– Le Quai 9 a 20 ans. Et maintenant?
OpinionAnne François Pour le comité de l’association Première ligne
Publié aujourd’hui à 07h05
Ancrée dans la loi en 2008 lors d’un plébiscite populaire (68% en Suisse, 74% à Genève), la Loi sur les stupéfiants se base sur la concertation entre tous les acteurs de terrain. La réduction des risques, dont les salles de consommation, est un pilier de cette politique pragmatique qui a démontré depuis longtemps un succès incontestable pour la santé publique: quasi disparition des nouvelles infections VIH chez les usager·ères de drogues et diminution drastique des overdoses mortelles.
Le Quai 9, installé depuis juste 20 ans, même si certains ne s’en souviennent plus, là où le marché de la cocaïne fleurissait, a permis d’éviter morts et maladies ainsi qu’à de nombreuses personnes d’être mises en lien avec des lieux de soins. Le quartier, sur les heures d’ouverture il est vrai, est soulagé des consommations sur la voie publique. Cette politique concertée se fait entre autres en lien avec la police, comme rappelé par la présence du Conseiller d’Etat Mauro Poggia lors du premier épisode des festivités anniversaires marquant les 20 ans du Quai 9. Des voisin·es réclament d’ailleurs que le Quai 9 reste ouvert la nuit et manifestent leur inquiétude du devenir de cette salle de consommation à moindre risque avec les travaux de la gare.
Toutes les études montrent que sanctionner les consommateur·trices n’augmente pas la sécurité des rues, mais conduit à remplir les prisons de personnes dont la consommation n’est en rien réduite et dont les risques pour la santé sont au contraire augmentés. La guerre à la drogue menée sur l’ensemble de la planète n’a pas non plus réussi à assécher ce marché prospère: à Genève, la nuit, il est plus facile de trouver de la cocaïne que du lait.
Ces constats ne sont pas ceux d’une association militante mais le fruit des recherches de la Commission globale de politique en matière de drogues dont les éminents membres comptent notre ancienne présidente Ruth Dreifuss et de nombreuses personnalités politiques qui ont le courage de reconnaître que les politiques qu’elles ont menées étaient dangereuses pour la santé publique et les droits humains, qu’elles augmentaient la violence et que la révision des traités internationaux est impérative pour une meilleure santé globale.

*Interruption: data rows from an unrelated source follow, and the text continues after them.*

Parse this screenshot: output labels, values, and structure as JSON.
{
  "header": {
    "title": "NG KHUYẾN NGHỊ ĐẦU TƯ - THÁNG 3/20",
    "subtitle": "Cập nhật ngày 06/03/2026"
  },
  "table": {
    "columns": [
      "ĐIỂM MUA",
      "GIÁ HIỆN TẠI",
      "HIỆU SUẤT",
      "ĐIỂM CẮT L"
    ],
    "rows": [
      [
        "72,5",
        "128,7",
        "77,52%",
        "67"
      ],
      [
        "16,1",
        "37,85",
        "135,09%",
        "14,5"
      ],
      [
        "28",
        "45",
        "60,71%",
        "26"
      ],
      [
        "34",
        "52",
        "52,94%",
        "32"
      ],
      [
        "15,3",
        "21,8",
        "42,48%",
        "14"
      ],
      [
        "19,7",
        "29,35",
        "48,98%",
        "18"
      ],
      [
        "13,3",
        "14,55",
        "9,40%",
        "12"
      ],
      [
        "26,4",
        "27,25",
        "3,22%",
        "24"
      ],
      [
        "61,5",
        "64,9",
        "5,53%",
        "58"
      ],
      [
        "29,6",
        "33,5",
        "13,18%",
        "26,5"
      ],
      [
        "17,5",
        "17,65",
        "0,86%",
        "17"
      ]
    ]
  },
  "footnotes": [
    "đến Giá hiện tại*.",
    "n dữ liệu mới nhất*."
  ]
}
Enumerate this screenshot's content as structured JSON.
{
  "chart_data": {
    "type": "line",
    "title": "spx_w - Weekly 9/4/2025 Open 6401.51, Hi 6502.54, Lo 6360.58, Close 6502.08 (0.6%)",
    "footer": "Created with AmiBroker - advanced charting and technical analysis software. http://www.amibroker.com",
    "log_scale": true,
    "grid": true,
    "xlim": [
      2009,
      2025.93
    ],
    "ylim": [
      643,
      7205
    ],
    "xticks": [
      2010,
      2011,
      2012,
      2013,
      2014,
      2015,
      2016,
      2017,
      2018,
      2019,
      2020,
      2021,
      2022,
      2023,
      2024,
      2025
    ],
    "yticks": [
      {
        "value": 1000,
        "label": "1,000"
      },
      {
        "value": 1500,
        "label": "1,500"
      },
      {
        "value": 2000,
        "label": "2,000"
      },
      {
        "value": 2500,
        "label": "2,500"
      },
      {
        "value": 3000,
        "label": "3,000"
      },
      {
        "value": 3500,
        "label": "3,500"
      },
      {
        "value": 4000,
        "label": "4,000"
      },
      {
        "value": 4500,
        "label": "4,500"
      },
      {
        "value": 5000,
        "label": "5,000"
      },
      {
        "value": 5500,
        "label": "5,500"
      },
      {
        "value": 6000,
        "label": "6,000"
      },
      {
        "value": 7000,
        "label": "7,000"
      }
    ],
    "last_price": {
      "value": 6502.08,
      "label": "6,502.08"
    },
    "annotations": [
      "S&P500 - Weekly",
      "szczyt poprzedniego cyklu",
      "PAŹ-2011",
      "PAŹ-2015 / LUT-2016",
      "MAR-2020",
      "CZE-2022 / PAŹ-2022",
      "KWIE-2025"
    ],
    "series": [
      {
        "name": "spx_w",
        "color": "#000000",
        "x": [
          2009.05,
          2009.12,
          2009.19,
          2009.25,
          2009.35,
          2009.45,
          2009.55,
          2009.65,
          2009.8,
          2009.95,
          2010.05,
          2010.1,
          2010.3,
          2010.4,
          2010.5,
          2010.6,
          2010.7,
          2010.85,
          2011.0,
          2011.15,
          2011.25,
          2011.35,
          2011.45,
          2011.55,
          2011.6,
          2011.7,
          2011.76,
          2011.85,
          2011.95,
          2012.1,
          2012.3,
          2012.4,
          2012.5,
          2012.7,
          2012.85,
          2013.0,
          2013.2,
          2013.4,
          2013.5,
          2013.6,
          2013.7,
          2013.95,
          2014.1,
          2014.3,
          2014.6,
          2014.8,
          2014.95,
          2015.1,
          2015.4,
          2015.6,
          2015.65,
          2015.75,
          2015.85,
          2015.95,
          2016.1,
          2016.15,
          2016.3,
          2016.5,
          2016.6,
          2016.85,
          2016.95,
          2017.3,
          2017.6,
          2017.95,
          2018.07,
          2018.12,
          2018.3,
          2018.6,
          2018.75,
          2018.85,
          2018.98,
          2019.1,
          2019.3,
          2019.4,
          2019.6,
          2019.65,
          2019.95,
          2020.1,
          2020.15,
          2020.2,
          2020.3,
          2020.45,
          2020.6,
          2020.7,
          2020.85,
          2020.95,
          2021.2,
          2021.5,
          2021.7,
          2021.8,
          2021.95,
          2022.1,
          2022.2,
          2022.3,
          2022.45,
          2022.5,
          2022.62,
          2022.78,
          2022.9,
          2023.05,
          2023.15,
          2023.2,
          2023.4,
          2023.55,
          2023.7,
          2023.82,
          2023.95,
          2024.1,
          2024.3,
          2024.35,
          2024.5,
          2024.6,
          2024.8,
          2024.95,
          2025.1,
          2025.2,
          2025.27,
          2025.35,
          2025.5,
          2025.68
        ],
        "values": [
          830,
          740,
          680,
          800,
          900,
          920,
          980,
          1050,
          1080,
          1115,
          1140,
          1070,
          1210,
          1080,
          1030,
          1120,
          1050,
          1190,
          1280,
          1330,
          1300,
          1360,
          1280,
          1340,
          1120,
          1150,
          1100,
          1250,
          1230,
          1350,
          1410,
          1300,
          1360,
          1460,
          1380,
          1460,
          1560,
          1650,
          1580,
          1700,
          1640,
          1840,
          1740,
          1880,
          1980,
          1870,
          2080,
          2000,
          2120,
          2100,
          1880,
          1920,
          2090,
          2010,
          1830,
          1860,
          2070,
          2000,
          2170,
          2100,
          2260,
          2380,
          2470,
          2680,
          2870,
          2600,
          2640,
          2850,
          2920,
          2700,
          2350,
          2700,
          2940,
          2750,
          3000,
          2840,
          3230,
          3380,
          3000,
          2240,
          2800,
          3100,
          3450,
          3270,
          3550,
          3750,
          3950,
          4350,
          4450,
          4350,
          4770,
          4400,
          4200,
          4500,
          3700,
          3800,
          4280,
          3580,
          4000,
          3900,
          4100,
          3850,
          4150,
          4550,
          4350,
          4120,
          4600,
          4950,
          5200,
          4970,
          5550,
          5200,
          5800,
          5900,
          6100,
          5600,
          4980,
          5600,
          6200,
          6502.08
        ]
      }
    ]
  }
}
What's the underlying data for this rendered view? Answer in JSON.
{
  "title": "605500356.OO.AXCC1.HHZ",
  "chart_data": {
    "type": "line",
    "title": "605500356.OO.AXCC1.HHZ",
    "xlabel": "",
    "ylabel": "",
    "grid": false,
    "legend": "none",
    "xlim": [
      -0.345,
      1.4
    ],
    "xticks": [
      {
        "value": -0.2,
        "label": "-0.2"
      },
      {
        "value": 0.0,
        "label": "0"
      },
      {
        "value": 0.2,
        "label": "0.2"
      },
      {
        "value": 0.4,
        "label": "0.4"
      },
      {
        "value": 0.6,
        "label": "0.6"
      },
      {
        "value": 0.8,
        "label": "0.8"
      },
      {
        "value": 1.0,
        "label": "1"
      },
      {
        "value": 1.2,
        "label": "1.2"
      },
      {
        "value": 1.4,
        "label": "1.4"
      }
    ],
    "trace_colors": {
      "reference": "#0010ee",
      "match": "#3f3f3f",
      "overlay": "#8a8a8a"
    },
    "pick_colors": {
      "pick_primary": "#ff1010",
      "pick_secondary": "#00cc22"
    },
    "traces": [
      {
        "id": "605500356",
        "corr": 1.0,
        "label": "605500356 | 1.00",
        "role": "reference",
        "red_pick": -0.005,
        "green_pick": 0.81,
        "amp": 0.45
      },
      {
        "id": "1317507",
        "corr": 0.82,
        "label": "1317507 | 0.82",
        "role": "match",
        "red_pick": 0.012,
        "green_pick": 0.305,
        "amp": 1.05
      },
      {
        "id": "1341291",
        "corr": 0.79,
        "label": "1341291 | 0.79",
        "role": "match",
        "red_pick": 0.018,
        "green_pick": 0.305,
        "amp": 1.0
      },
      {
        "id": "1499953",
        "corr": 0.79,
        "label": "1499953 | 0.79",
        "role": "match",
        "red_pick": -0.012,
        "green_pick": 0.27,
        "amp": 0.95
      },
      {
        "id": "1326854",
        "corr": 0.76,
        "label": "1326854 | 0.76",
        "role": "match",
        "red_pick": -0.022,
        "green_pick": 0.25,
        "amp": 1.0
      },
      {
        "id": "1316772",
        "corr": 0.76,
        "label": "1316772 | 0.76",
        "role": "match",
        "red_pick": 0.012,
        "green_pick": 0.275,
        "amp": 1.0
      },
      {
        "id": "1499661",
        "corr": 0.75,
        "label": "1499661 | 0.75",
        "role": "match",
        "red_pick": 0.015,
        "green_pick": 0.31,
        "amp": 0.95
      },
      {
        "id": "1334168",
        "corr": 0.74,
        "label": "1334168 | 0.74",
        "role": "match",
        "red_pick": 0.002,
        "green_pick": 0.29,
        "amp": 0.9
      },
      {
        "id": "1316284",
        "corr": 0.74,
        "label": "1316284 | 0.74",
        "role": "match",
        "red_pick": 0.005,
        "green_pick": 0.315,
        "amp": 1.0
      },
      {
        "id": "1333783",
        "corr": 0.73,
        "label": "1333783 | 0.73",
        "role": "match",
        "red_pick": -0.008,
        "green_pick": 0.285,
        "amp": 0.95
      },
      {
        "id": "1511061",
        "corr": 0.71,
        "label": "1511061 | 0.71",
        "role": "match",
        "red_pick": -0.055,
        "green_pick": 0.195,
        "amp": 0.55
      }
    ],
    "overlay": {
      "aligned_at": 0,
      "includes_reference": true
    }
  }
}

Première ligne est, de fait, un observatoire de la consommation de psychotropes à Genève, ce qui lui donne une position privilégiée pour réfléchir à d’autres voies. L’échec de la voie répressive doit nous conduire à explorer les bénéfices d’une politique de dépénalisation, en commençant par celle de l’usage des drogues, pour sortir d’une forme d’hypocrisie qui dure depuis trop longtemps et aller vers une baisse de la criminalité dans les pays consommateurs ainsi qu’une diminution des morts et de la violence dans les pays producteurs. Avoir un contrôle sur les produits permettrait aussi de sortir du tabou qui empêche un réel travail de prévention.
Première ligne souhaite donc qu’une véritable régulation du marché puisse être une perspective. En attendant, la dépénalisation de la consommation de toutes les drogues serait un pas important pour reconnaître sortir d’une situation dont les méfaits sont à présents reconnus. Souhaitons que la période post-Covid, qui devra nécessairement nous inciter à remettre la santé au cœur de nos priorités, permette de rouvrir sérieusement le débat sur les bénéfices de la dépénalisation pour l’ensemble de la société.
Co-présidente de l’association Première ligne.